Mack and Mabel Review

Just over 30 years ago Michael Ball made his debut on the Manchester Opera House stage in The Pirates of Penzance and now he’s back to tread the boards in the UK and Ireland tour of Mack and Mabel.

By Manchester's Finest | October 19th '15

Just over 30 years ago Michael Ball made his debut on the Manchester Opera House stage in The Pirates of Penzance and now he’s back to tread the boards in the UK and Ireland tour of Mack and Mabel. Mack-and-Mabel-3

The double Olivier Award winner, who has starred in Les Miserables, Phantom of the Opera, and more recently Hairspray, takes on the role of domineering silent movie director Mack Sennett, who accidentally discovers a new starlet of the screen in the guise of feisty Mabel Normand (Rebecca La Chance), a waitress from Brooklyn. Set in the 1920s the show follows the highs and lows of the pair as they develop a love hate relationship whilst Sennett tries everything to make his mark on the silver screen.

From the moment he steps onstage Ball proves he’s as mesmerising as ever, acting every word, working every move and effortlessly breaking into numbers like I Wanna Make The World Laugh and I Won’t Send Roses. With such a stalwart at the helm you know you are in safe hands with this production-although to be fair each and every one of the cast members are West End standard.

Mack-and-Mabel-1

Rebecca La Chance may be no stranger to the Broadway stage but the American actress makes her British stage debut here in the role of Mabel and she proves the perfect match for Ball. From ditzy bubblegum waitress to a leading musical star who is later ravaged by drink and drugs La Chance delivers a great balance of light and shade including a stunning rendition of Time Heals Everything.

A special mention must go to the supporting role of Anna Jane-Casey as Lottie who gives a fabulous performance of Tap Your Troubles Away and plays her role with gusto and sass.

Every one of Jeremy Herman’s toe tapping tunes can’t fail to entertain you and Stephen Mear’s choreography is both slick and stylised. Hats off too to Director Jonathan Church who has devised delightfully complex sequences which leave your eyes darting from one performer to another – especially true of the Keystone Cops parody which is full of slapstick and truncheon waving a plenty!

Mack-and-Mabel-2

Robert Jones clever set designs are evocative of the silver screen era and they merge seamlessly with John Driscoll’s video projections, both factors keeping you enthralled and marvelling at their effortless synchronicity.

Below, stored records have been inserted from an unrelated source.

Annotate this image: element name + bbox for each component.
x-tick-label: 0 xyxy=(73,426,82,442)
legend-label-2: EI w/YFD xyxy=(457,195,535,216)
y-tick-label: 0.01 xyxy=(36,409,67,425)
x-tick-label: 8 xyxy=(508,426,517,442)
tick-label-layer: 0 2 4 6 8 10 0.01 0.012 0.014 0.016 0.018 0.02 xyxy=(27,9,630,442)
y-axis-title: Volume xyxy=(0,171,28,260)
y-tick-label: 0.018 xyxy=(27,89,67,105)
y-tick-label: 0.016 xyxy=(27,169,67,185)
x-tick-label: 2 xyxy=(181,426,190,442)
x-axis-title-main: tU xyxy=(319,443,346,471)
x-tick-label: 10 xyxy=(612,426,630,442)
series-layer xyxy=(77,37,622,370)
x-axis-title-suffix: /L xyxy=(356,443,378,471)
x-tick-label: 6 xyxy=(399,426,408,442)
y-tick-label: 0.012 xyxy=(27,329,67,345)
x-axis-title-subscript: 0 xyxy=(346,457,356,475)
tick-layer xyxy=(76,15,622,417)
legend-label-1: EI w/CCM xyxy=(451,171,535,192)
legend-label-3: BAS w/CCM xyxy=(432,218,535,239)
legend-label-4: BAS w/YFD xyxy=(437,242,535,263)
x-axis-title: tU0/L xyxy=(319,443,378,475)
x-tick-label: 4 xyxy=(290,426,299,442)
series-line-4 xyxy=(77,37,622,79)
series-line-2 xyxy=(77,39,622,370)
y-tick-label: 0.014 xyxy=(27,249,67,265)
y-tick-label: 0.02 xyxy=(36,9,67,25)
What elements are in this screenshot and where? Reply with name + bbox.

Since Mack and Mabel opened in 1974 the musical has received mixed reviews and never quite hit the mark with theatre-goers worldwide, hence the many empty seats at the Opera House – but this production proves the show has every right to be back on top where it belongs.

If you want to be transported back 100 years to a time where black and white movies were king and the silent movie ruled then ‘spare a dime’ for Mack and Mabel whilst it’s in town you will not be disappointed.